Une croyance absolutiste

Rappelons ici que si cette politique du pass et du vaccin pour tous a pu conduire au meilleur taux de vaccination des adultes en Europe, la France est en revanche à la traine pour les personnes âgées, comparativement à nos voisins. Un pays comme l'Espagne a ainsi obtenu un taux de quasi 100 % chez ses anciens à risque maximal en les contactant si besoin directement pour aller les vacciner à domicile plutôt qu'en leur interdisant d'aller boire un verre au bar, ce qui a tendance à peu contrarier un octogénaire qui sort rarement de chez lui. Les compétences en matière de santé étant là bas gérées au niveau régional, des provinces espagnoles ont certes également instauré un pass sanitaire permettant l'accès à des lieux publics tels que les restaurants ou les salles de sport, à l'instar de la Catalogne qui l'a mis en place fin novembre 2021 mais supprimé deux mois plus tard en raison de son inefficacité face à Omicron, alors que la France durcissait le sien en imposant son pendant vaccinal en dépit d'une inutilité avérée avec ce nouveau variant en termes de contagiosité. Comme si notre Gouvernement n'apprenait pas grand chose de la pandémie en restant figée sur ses positions de principe jusque boutistes qui ont suscité de l'hystérisation et l'affirmation de contres vérités.

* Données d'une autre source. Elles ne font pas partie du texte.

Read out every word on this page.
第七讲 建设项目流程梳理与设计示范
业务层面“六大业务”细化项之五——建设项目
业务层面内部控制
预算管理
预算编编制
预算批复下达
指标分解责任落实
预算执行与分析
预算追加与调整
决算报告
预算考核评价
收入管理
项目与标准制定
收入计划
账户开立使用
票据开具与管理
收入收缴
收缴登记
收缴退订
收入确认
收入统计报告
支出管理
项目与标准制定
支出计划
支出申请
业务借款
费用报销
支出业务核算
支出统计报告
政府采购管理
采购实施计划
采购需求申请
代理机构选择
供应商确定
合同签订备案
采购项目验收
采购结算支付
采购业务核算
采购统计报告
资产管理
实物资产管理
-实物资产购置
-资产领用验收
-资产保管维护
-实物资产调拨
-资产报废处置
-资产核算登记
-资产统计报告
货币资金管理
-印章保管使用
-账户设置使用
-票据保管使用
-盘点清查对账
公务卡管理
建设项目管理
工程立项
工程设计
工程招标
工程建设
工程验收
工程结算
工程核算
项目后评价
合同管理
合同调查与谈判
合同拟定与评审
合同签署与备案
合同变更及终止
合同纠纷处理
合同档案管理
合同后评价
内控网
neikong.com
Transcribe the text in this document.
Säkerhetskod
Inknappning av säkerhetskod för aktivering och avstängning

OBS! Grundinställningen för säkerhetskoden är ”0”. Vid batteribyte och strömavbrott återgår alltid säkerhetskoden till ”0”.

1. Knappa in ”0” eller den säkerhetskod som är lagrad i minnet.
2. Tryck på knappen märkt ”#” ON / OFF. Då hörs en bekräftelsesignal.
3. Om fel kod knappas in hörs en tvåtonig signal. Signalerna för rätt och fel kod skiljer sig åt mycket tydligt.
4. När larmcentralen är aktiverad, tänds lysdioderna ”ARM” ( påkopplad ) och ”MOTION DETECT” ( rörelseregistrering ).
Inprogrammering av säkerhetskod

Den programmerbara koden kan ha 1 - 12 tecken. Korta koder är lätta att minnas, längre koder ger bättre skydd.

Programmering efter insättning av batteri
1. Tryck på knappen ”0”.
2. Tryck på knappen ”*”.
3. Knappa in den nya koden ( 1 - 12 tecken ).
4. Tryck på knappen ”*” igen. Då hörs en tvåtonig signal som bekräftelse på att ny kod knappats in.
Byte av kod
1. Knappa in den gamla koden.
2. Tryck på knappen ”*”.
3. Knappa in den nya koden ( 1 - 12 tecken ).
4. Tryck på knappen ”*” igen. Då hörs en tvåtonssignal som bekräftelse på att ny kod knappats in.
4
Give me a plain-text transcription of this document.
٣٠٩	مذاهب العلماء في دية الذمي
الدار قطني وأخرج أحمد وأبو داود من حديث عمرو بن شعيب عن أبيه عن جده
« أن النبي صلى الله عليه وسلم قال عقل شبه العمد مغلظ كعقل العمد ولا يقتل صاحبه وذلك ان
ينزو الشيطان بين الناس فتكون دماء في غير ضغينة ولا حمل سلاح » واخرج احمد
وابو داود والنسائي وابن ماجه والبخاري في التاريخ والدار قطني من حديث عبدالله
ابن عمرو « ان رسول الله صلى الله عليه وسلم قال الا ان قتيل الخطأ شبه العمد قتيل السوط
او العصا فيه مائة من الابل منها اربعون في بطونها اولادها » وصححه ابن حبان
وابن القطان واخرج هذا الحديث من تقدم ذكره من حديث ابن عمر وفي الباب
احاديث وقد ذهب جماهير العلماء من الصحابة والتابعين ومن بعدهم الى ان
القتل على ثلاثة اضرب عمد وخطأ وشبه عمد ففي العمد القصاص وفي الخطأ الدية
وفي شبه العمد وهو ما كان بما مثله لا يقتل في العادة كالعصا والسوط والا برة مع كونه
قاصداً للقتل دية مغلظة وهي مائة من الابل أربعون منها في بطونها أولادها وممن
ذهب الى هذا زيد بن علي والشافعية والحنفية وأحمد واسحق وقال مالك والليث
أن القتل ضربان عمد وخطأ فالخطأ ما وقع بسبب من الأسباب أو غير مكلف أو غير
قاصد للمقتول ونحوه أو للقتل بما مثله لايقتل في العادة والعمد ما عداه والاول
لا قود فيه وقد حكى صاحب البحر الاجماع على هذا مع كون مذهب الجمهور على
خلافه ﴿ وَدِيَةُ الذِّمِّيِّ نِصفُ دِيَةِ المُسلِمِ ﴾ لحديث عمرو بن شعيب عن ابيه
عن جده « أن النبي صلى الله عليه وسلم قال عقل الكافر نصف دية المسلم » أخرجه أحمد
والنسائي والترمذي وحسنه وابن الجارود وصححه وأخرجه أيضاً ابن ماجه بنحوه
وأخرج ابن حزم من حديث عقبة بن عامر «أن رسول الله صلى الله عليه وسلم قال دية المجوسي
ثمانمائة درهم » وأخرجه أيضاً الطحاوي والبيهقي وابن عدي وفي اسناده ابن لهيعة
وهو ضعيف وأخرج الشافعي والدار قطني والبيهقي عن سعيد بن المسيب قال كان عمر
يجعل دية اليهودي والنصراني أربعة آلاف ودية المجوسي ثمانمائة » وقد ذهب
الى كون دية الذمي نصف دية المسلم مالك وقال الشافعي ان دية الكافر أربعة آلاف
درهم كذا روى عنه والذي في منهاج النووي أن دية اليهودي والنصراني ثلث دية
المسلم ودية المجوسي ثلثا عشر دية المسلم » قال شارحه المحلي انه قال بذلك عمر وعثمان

Par exemple quand Olivier Véran assurait devant l'Assemblée nationale que « si tout le monde est vacciné, il n'y a plus de virus ». On trouve également tout un florilège de ce genre de présupposés erronés sur le pouvoir éradicateur du vaccin dans Réaliser l'impossible, le livre du patron de Pfizer, cette firme qui aurait « terrassé le Covid-19 », comme l'a annoncé le JDD.

Dans ce livre où il se pose en philanthrope ayant rempli un « devoir sacré » porté par le « pouvoir de l'amour » pour accomplir des « miracles », Albert Bourla nous dit que les vaccins à ARN messager ont « réellement permis de sauver le monde » et de vaincre la pandémie en misant sur une immunité collective qu'Israël fut le premier pays à rechercher. Or là bas comme dans les autres contrées vaccinées, on n'a nulle part atteint grâce au vaccin cette immunité illusoire avec un virus à ARN qui va beaucoup muter. Et si la vaccination a clairement limité les formes graves, le virus n'a cessé de circuler et des morts de s'accumuler sans que ce ne soit un sort strictement réservé aux non vaccinés. Chez le patron de Pfizer comme chez nombres d'adeptes inconditionnels de la solution ARNm, manque manifestement une certaine mesure dans le rapport à ce vaccin aux limites aujourd'hui connues, et peut-être aussi de la prudence vis à vis d'un produit non dénué d'effets indésirables issu d'une technologie nouvelle dont on ne sait ce que l'usage répété pourrait à moyen ou long terme nous réserver. Il conviendrait donc sans doute de sortir d'une espèce de croyance absolutiste dans le vaccin pour tous que ne cessent de prêcher le Gouvernement et Alain Fischer, et de suivre plutôt l'avis d'un Jean-Daniel Lelièvre qui envisage pour l'avenir « une revaccination annuelle des sujets à risque mais pas en population générale ». En somme le vaccin seulement pour ceux qui en auraient besoin, tout simplement.